One of Mr. Pearce’s commenters writes on the same topic, and quotes Oliver Cromwell dismissing Parliament in 1653:
“…It is high time for me to put an end to your sitting in this place, which you have dishonoured by your contempt of all virtue, and defiled by your practice of every vice; ye are a factious crew, and enemies to all good government; ye are a pack of mercenary wretches, and would like Esau sell your country for a mess of pottage, and like Judas betray your God for a few pieces of money.

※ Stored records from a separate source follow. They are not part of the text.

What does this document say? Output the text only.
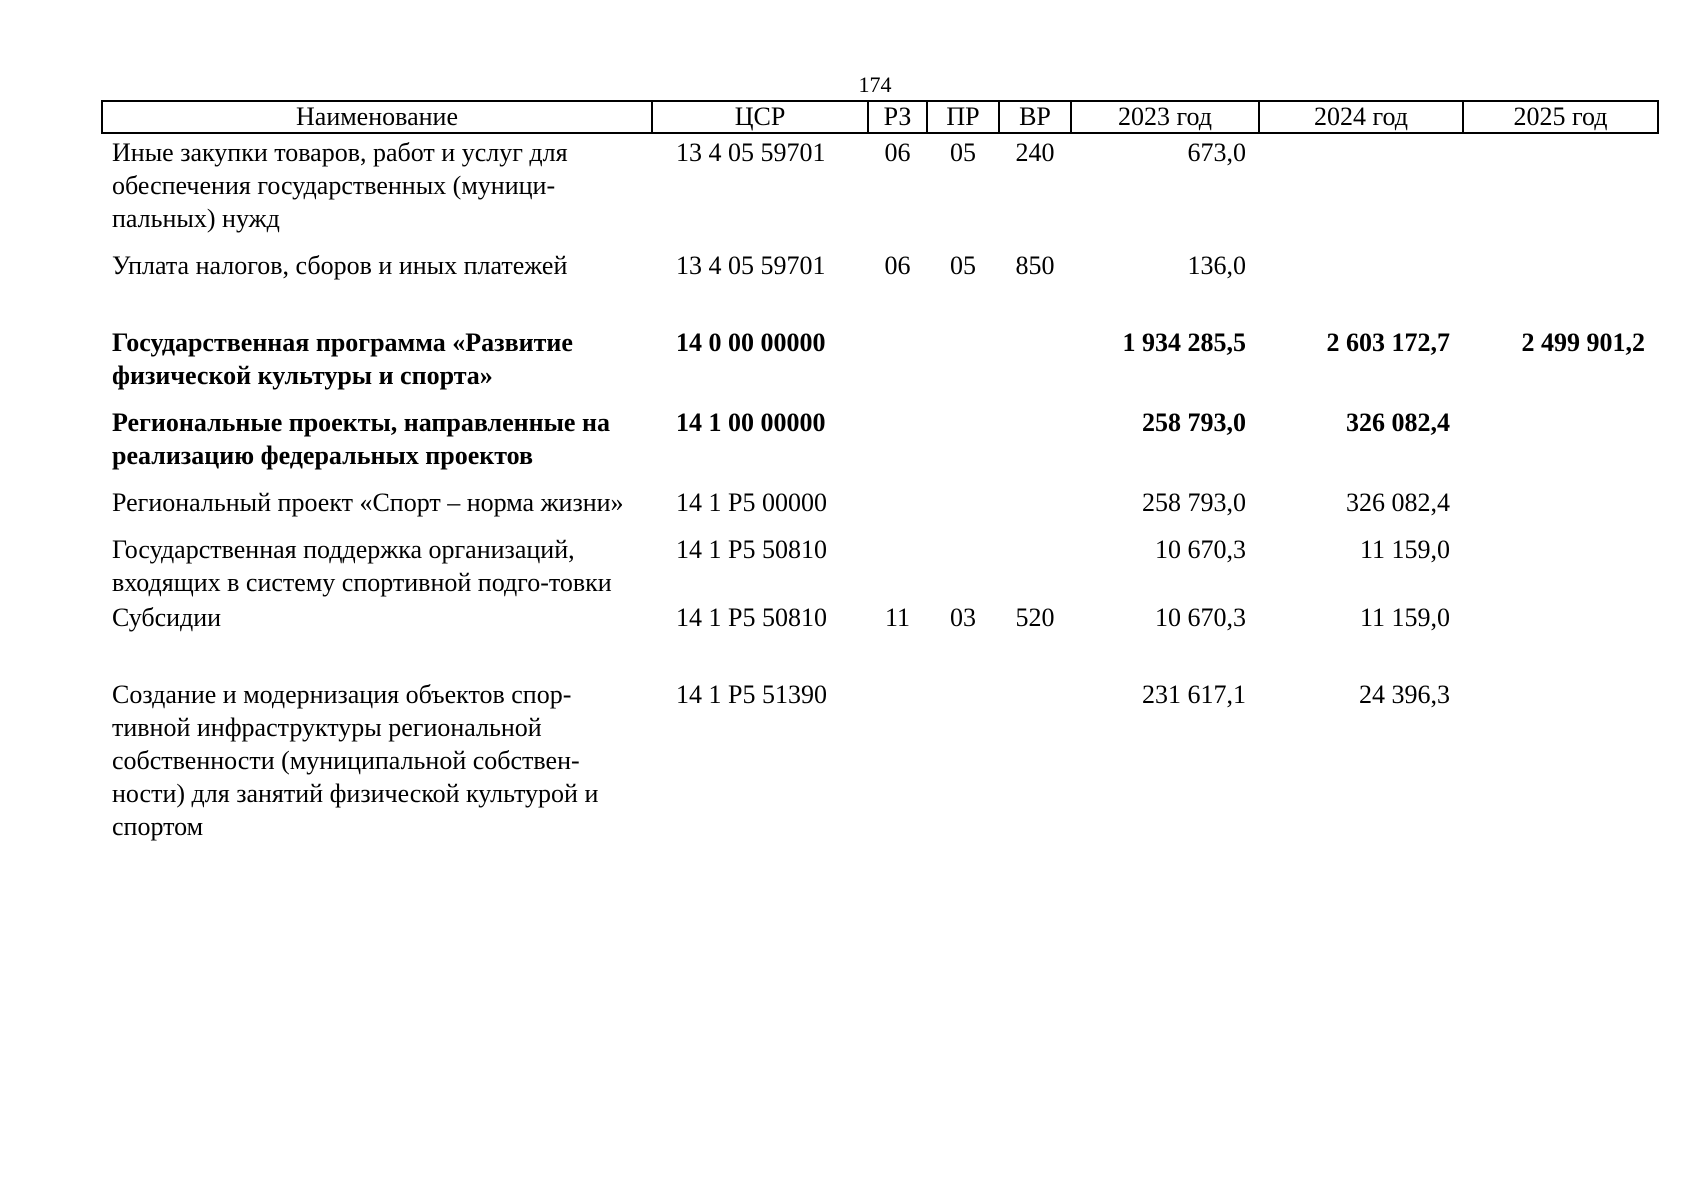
174
Наименование	ЦСР	РЗ	ПР	ВР	2023 год	2024 год	2025 год
Иные закупки товаров, работ и услуг для обеспечения государственных (муници-пальных) нужд	13 4 05 59701	06	05	240	673,0		
Уплата налогов, сборов и иных платежей	13 4 05 59701	06	05	850	136,0		
Государственная программа «Развитие физической культуры и спорта»	14 0 00 00000				1 934 285,5	2 603 172,7	2 499 901,2
Региональные проекты, направленные на реализацию федеральных проектов	14 1 00 00000				258 793,0	326 082,4	
Региональный проект «Спорт – норма жизни»	14 1 P5 00000				258 793,0	326 082,4	
Государственная поддержка организаций, входящих в систему спортивной подго-товки	14 1 P5 50810				10 670,3	11 159,0	
Субсидии	14 1 P5 50810	11	03	520	10 670,3	11 159,0	
Создание и модернизация объектов спор-тивной инфраструктуры региональной собственности (муниципальной собствен-ности) для занятий физической культурой и спортом	14 1 P5 51390				231 617,1	24 396,3	
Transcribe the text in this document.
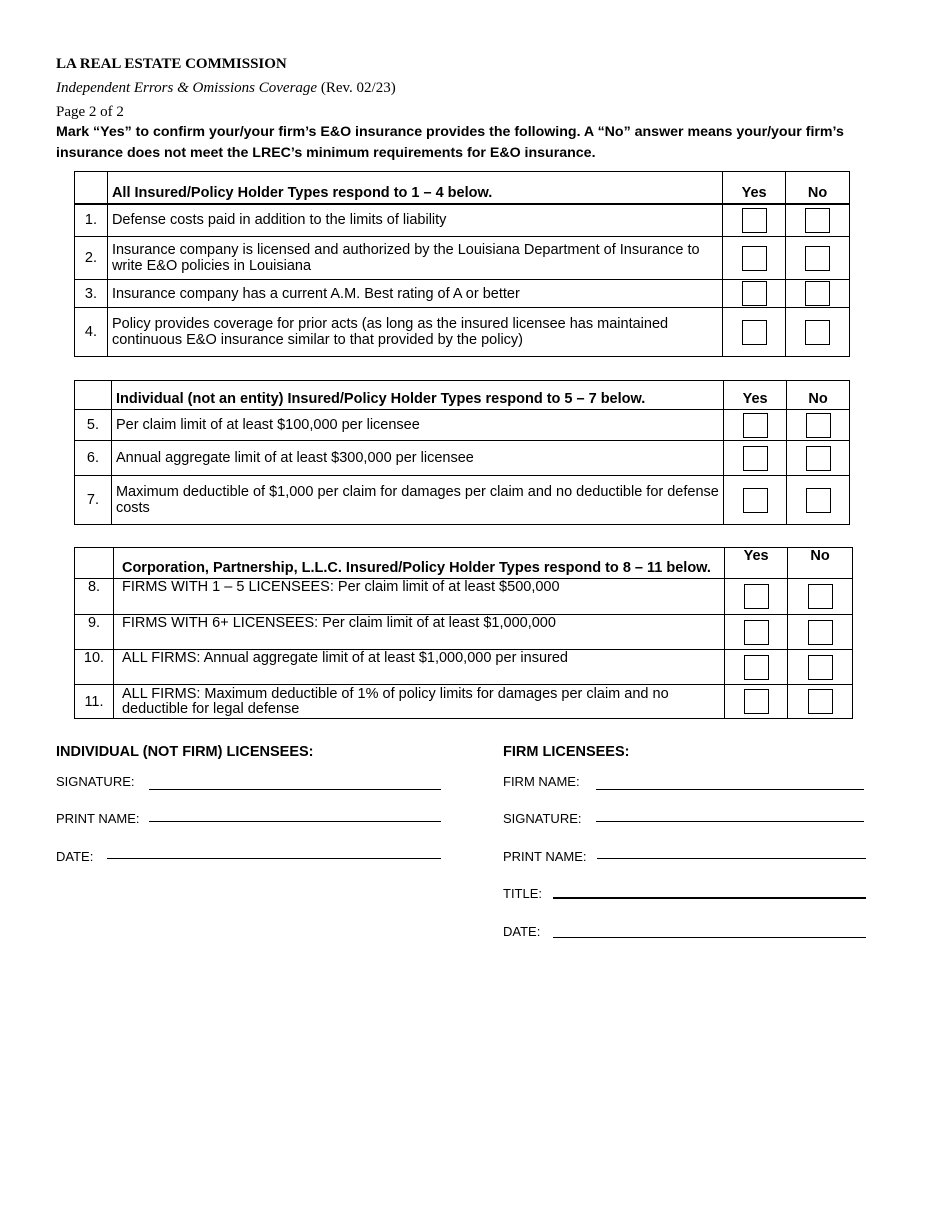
LA REAL ESTATE COMMISSION
Independent Errors & Omissions Coverage (Rev. 02/23)
Page 2 of 2
Mark “Yes” to confirm your/your firm’s E&O insurance provides the following. A “No” answer means your/your firm’s insurance does not meet the LREC’s minimum requirements for E&O insurance.
	All Insured/Policy Holder Types respond to 1 – 4 below.	Yes	No
1.	Defense costs paid in addition to the limits of liability		
2.	Insurance company is licensed and authorized by the Louisiana Department of Insurance to write E&O policies in Louisiana		
3.	Insurance company has a current A.M. Best rating of A or better		
4.	Policy provides coverage for prior acts (as long as the insured licensee has maintained continuous E&O insurance similar to that provided by the policy)		
	Individual (not an entity) Insured/Policy Holder Types respond to 5 – 7 below.	Yes	No
5.	Per claim limit of at least $100,000 per licensee		
6.	Annual aggregate limit of at least $300,000 per licensee		
7.	Maximum deductible of $1,000 per claim for damages per claim and no deductible for defense costs		
	Corporation, Partnership, L.L.C. Insured/Policy Holder Types respond to 8 – 11 below.	Yes	No
8.	FIRMS WITH 1 – 5 LICENSEES: Per claim limit of at least $500,000		
9.	FIRMS WITH 6+ LICENSEES: Per claim limit of at least $1,000,000		
10.	ALL FIRMS: Annual aggregate limit of at least $1,000,000 per insured		
11.	ALL FIRMS: Maximum deductible of 1% of policy limits for damages per claim and no deductible for legal defense		
INDIVIDUAL (NOT FIRM) LICENSEES:
SIGNATURE:
PRINT NAME:
DATE:
FIRM LICENSEES:
FIRM NAME:
SIGNATURE:
PRINT NAME:
TITLE:
DATE:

“Is there a single virtue now remaining amongst you? Is there one vice you do not possess? Ye have no more religion than my horse; gold is your God; which of you have not barter’d your conscience for bribes? Is there a man amongst you that has the least care for the good of the Commonwealth?
“Ye sordid prostitutes, have you not defil’d this sacred place, and turn’d the Lord’s temple into a den of thieves by your immoral principles and wicked practices? Ye are grown intolerably odious to the whole nation; you were deputed here by the people to get grievances redress’d; your country therefore calls upon me to cleanse the Augean Stable, by putting a final period to your iniquitous proceedings, and which by God’s help and the strength He has given me, I now come to do.
“I command ye, therefore, upon the peril of your lives, to depart immediately out of this place! Take away that shining bauble there, and lock up the doors. You have sat here too long for the good you do. In the name of God, go!”
All of this might be said to our own rulers, who no longer represent us or any conception of the public good but enrich themselves at the expense of the nation and can no longer be trusted to safeguard even the most elementary interests of the United States.
That leads me to my final reflection, on the nature of our political discourse. Politicians portray politics as a cooperative game– you elect me, and I’ll look after your interests. If that’s ever been true, it seems plain that it’s true no longer. Politicians aren’t working for you; they’re playing against you. The game of politics has become noncooperative.
This has profound implications for how political systems should be organized and how political discourse ought to be understood. Politicians need to be kept on very short leashes, and the leashes themselves need to be strengthened and kept in independent hands. And never listen to the politicians who insist they’re on your side and ask to be let off the leash.